My college work was limited to applied mathematics, but in recent years I have developed some familiarity with metric spaces, topology, and analysis. (I previously reviewed Metric Spaces by Victor Bryant and Introduction to Topology by Bert Mendelson.)

Throughout his text Rosenlicht emphasizes how the same idea or theorem can be formulated in various ways. I found his approach to be quite helpful in clarifying more abstract representations of key ideas.

The first two chapters review set theory and the real number system and should be familiar to many readers. However, Chapter 3 (Metric Spaces) and 4 (Continuous Functions) are critical and will require substantially more effort. My pace slowed dramatically.

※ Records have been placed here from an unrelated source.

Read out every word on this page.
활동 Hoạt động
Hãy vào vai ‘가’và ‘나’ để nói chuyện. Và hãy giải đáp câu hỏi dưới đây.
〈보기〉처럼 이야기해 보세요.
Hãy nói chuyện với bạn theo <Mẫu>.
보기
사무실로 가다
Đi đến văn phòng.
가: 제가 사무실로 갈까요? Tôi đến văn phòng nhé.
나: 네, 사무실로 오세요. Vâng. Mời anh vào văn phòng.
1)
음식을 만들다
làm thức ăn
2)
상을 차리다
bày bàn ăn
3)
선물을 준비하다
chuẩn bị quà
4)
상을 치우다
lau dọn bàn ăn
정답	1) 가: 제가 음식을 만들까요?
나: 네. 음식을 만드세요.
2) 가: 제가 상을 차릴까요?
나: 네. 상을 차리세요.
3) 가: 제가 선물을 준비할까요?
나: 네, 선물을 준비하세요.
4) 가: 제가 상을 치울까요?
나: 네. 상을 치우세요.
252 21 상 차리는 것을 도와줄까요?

For the reader new to metric spaces, Chapter 3 will likely be challenging, although metric space concepts are not really that difficult, just unfamiliar.

Rosenlicht demonstrates how statements concerning the open subsets of a metric space can be translated into statements concerning closed subsets, or alternatively into ones concerning sequences of points and their limits. Rosenlicht closes Chapter 3 with definitions and discussions of Cauchy sequences, completeness, compactness, and connectedness.

Rosenlicht begins Chapter 4 by illustrating that the familiar epsilon-delta definition of continuity of functions can be reformulated using the metric space open ball concept, or by using open subsets in metric spaces. He further explores the interdependence of theorems about continuity, limits, and convergent sequences. Chapter 4 concludes with discussions on continuous functions on a compact metric space and on continuous sequences of functions (analogous to sequences of points).

In chapters 5 (Differentiation) and 6 (Riemann Integration) we discuss the fundamental ideas of calculus using concepts and theorems introduced in the previous chapters. At this point I revisited a favorite calculus book by Salas, Hille, and Etgen. I was pleased to find that a had a much better understanding of topics that had previously been somewhat nebulous. Rosenlicht was indeed helping me.

Nonetheless, I had substantial difficulty with the longer and more complex proofs common in the remaining 100 pages, chapters titled Interchange of Limit Operations, the Method of Successive Approximations, Partial Differentiation, and Multiple Integrals. I again visited other textbooks, but this time looking for help with topics like power series, the fixed point theorem, and the implicit function theorem. Although familiar with partial differentiation and multiple integration, I only skimmed the final chapters. I hope to return to Rosenlicht later after exploring another text on analysis.

I do recommend Introduction to Analysis, especially for students looking for a review of analysis. This Dover reprint is a good buy, even if like me, you find the later chapters to be rather difficult.

Rating: 5 stars
Summary: still one of the best
Review: The book was written in 1960s, and is still one of the best. The presentation is exceptionally clear; treatment of metric spaces and elementary topology is superb. Plenty of counterexamples and good (doable) exercises (some with useful hints). The print is a bit small, but you'll get used to it. Worth every penny. More math texts should be as short, inexpensive and good as this one. Highly recommended.